When you visit the doctor looking for chemical peels in Albuquerque, the doctor will explain the process to you, including its advantages and risks so that you can make an informed decision. The doctor then takes your medical history and does a physical examination to determine your health status. The doctor will then ask what you expect from the chemical peeling procedure to determine whether the expectations can be met.

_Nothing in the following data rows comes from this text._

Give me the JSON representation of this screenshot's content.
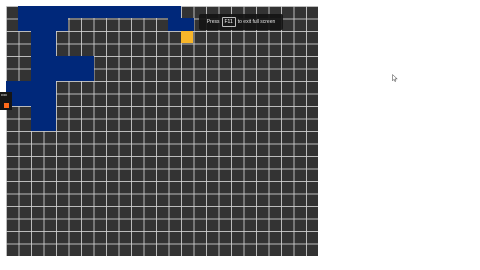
{
  "fullscreen_hint": {
    "prefix": "Press",
    "key": "F11",
    "suffix": "to exit full screen"
  },
  "side_tag": {
    "label": "0:00"
  },
  "colors": {
    "board_background": "#333333",
    "grid_line": "#d2d2d2",
    "path": "#00287a",
    "goal": "#f8b62a",
    "player": "#ff6a1a"
  },
  "icons": {
    "cursor": "mouse-pointer-icon"
  }
}
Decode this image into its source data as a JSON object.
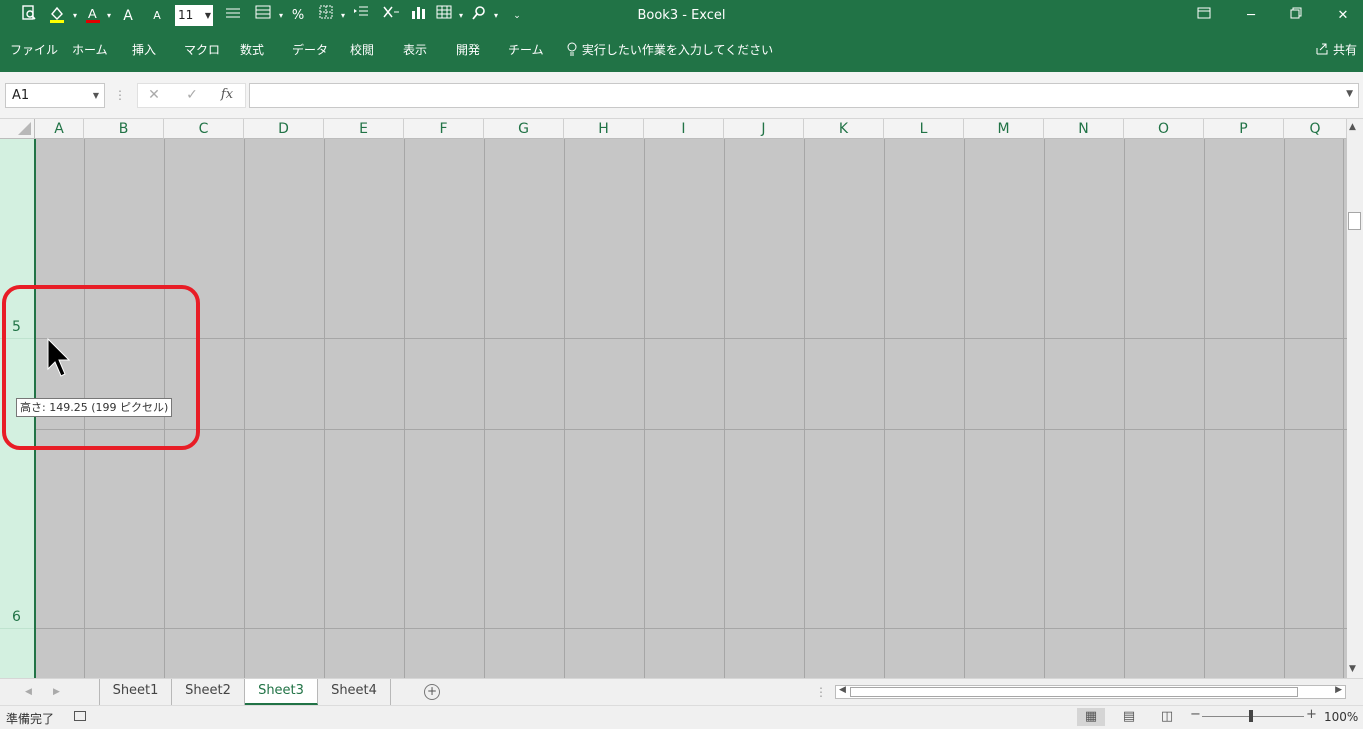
{
  "window": {
    "title": "Book3  -  Excel"
  },
  "quick_access": {
    "font_size": "11",
    "icons": [
      "print-preview-icon",
      "fill-color-icon",
      "font-color-icon",
      "increase-font-icon",
      "decrease-font-icon",
      "font-size-box",
      "align-icon",
      "format-icon",
      "percent-icon",
      "borders-icon",
      "indent-icon",
      "clear-icon",
      "chart-icon",
      "table-icon",
      "find-icon",
      "more-icon"
    ],
    "percent_symbol": "%",
    "increase_font": "A",
    "decrease_font": "A"
  },
  "menu": {
    "items": [
      "ファイル",
      "ホーム",
      "挿入",
      "マクロ",
      "数式",
      "データ",
      "校閲",
      "表示",
      "開発",
      "チーム"
    ],
    "tell_me": "実行したい作業を入力してください",
    "share": "共有"
  },
  "formula_bar": {
    "name_box": "A1",
    "formula": "",
    "fx_label": "fx"
  },
  "grid": {
    "columns": [
      "A",
      "B",
      "C",
      "D",
      "E",
      "F",
      "G",
      "H",
      "I",
      "J",
      "K",
      "L",
      "M",
      "N",
      "O",
      "P",
      "Q"
    ],
    "row_labels": [
      "5",
      "6"
    ]
  },
  "tooltip": {
    "text": "高さ: 149.25 (199 ピクセル)"
  },
  "sheets": {
    "tabs": [
      "Sheet1",
      "Sheet2",
      "Sheet3",
      "Sheet4"
    ],
    "active": "Sheet3"
  },
  "status": {
    "ready": "準備完了",
    "zoom": "100%"
  },
  "colors": {
    "accent": "#217346",
    "highlight_circle": "#e81d26",
    "cell_fill": "#c6c6c6"
  }
}
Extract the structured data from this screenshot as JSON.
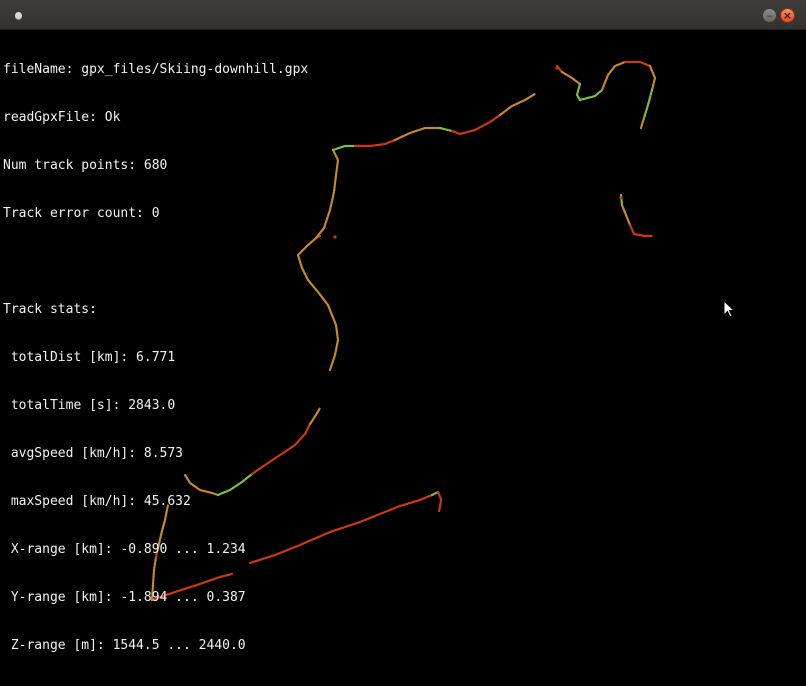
{
  "window": {
    "menu_icon": "circle-menu-icon",
    "minimize_icon": "minimize-icon",
    "close_icon": "close-icon",
    "minimize_glyph": "–",
    "close_glyph": "×",
    "titlebar_color": "#3a3935",
    "close_color": "#e9572a"
  },
  "info": {
    "file_name_line": "fileName: gpx_files/Skiing-downhill.gpx",
    "read_line": "readGpxFile: Ok",
    "points_line": "Num track points: 680",
    "errors_line": "Track error count: 0",
    "stats_header": "Track stats:",
    "total_dist": " totalDist [km]: 6.771",
    "total_time": " totalTime [s]: 2843.0",
    "avg_speed": " avgSpeed [km/h]: 8.573",
    "max_speed": " maxSpeed [km/h]: 45.632",
    "x_range": " X-range [km]: -0.890 ... 1.234",
    "y_range": " Y-range [km]: -1.894 ... 0.387",
    "z_range": " Z-range [m]: 1544.5 ... 2440.0"
  },
  "track": {
    "colors": {
      "slow": "#d2380e",
      "mid": "#c9892a",
      "fast": "#7fbf3f"
    }
  },
  "cursor_icon": "mouse-pointer-icon"
}
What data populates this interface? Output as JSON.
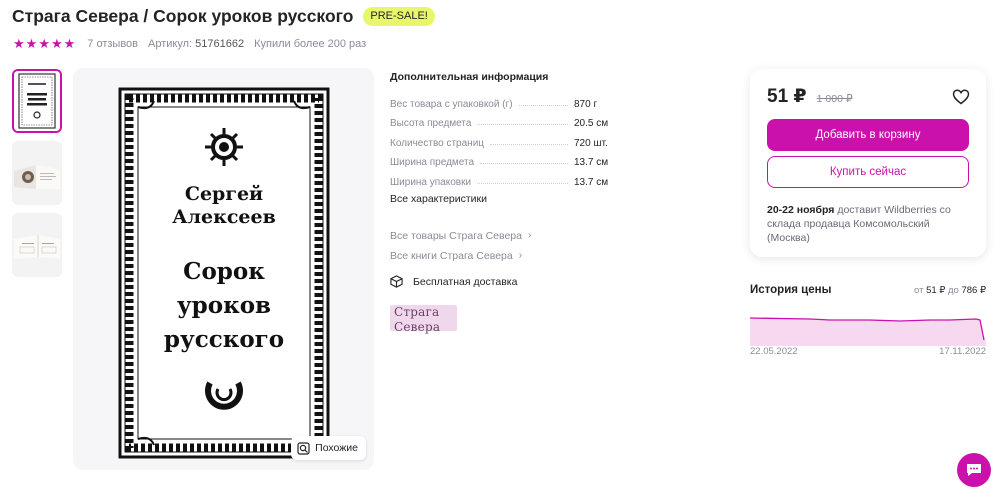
{
  "product": {
    "title": "Страга Севера / Сорок уроков русского",
    "badge": "PRE-SALE!",
    "rating_stars": 5,
    "reviews": "7 отзывов",
    "article_label": "Артикул:",
    "article_value": "51761662",
    "bought": "Купили более 200 раз"
  },
  "gallery": {
    "similar_label": "Похожие",
    "cover": {
      "author_line1": "Сергей",
      "author_line2": "Алексеев",
      "title_line1": "Сорок",
      "title_line2": "уроков",
      "title_line3": "русского"
    }
  },
  "info": {
    "heading": "Дополнительная информация",
    "characteristics": [
      {
        "name": "Вес товара с упаковкой (г)",
        "value": "870 г"
      },
      {
        "name": "Высота предмета",
        "value": "20.5 см"
      },
      {
        "name": "Количество страниц",
        "value": "720 шт."
      },
      {
        "name": "Ширина предмета",
        "value": "13.7 см"
      },
      {
        "name": "Ширина упаковки",
        "value": "13.7 см"
      }
    ],
    "all_characteristics": "Все характеристики",
    "all_goods_link": "Все товары Страга Севера",
    "all_books_link": "Все книги Страга Севера",
    "delivery": "Бесплатная доставка",
    "brand_logo_line1": "Страга",
    "brand_logo_line2": "Севера"
  },
  "buy": {
    "price": "51 ₽",
    "old_price": "1 000 ₽",
    "add_to_cart": "Добавить в корзину",
    "buy_now": "Купить сейчас",
    "delivery_date": "20-22 ноября",
    "delivery_rest": " доставит Wildberries со склада продавца Комсомольский (Москва)"
  },
  "history": {
    "title": "История цены",
    "range_from_label": "от",
    "range_from": "51 ₽",
    "range_to_label": "до",
    "range_to": "786 ₽",
    "date_start": "22.05.2022",
    "date_end": "17.11.2022"
  },
  "colors": {
    "accent": "#cb11ab",
    "badge": "#e8f76a",
    "history_fill": "#f6d9f0"
  }
}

What are the Uses of Chemical Peeling?
Light chemical peeling only removes the superficial layer of the skin. The light chemical peeling helps to treat acne and to remove wrinkles on the face. The procedure can also correct uneven skin tone and skin dryness and be repeated every two to five weeks. Medium chemical peeling removes the epidermis and the upper part of the dermis layer.
Medium chemical peeling can be repeated every three to nine months, and it helps to treat acne and wrinkles while maintaining an even skin tone. Deep chemical peeling removes all the layers from the mid-lower dermis to the epidermis’ outermost skin layer. Deep chemical peeling helps to remove deep wrinkles and acne and precancerous growths.
Is Chemical Peeling Safe?
Chemical peeling has a more significant safety margin when done by an experienced plastic surgeon. Some of the risks that can occur during chemical peeling include redness of the skin which may last for many months after medium and deep chemical peeling. A chemical peel can cause hyperpigmentation of the skin, especially after light chemical peeling. Deep chemical peeling can cause hypopigmentation of the skin.
If done under unsterile conditions, chemical peeling can cause an infection of the skin. Chemical peeling also increases the risk of colds caused by the herpes virus. The phenol that is used for deep chemical peels can cause heart, liver, and kidney diseases. The lower part of the face becomes scarred after chemical peeling, but administering steroids and antibiotics reduces the risk of scarring.
What Happens During the Chemical Peeling Procedure?
During light chemical peeling, the doctor uses cotton to apply glycolic or salicylic acid on the skin, causing the skin to whiten. You may feel some tingling. The doctor then uses a neutralizing solution to remove the acid from the surface. Medium chemical peeling uses trichloroacetic acid with or without glycolic acid that whitens the skin.
You may experience some tingling, and you may be given a fan to cool you. The doctor then uses cold compresses without a neutralizing solution. Deep chemical peeling uses intravenous solutions, and then phenol is applied to your skin, causing it to lighten. The doctor puts the phenol on at intervals of 15 minutes to reduce the side effects. The procedure may take one and a half hours, and your heart rate is monitored throughout the process.
Chemical peeling is a cosmetic procedure that removes wrinkles and acne from the skin by using chemicals like glycolic acid and phenol. The process should be performed by a certified plastic surgeon because phenol can cause heart, liver, or kidney problems.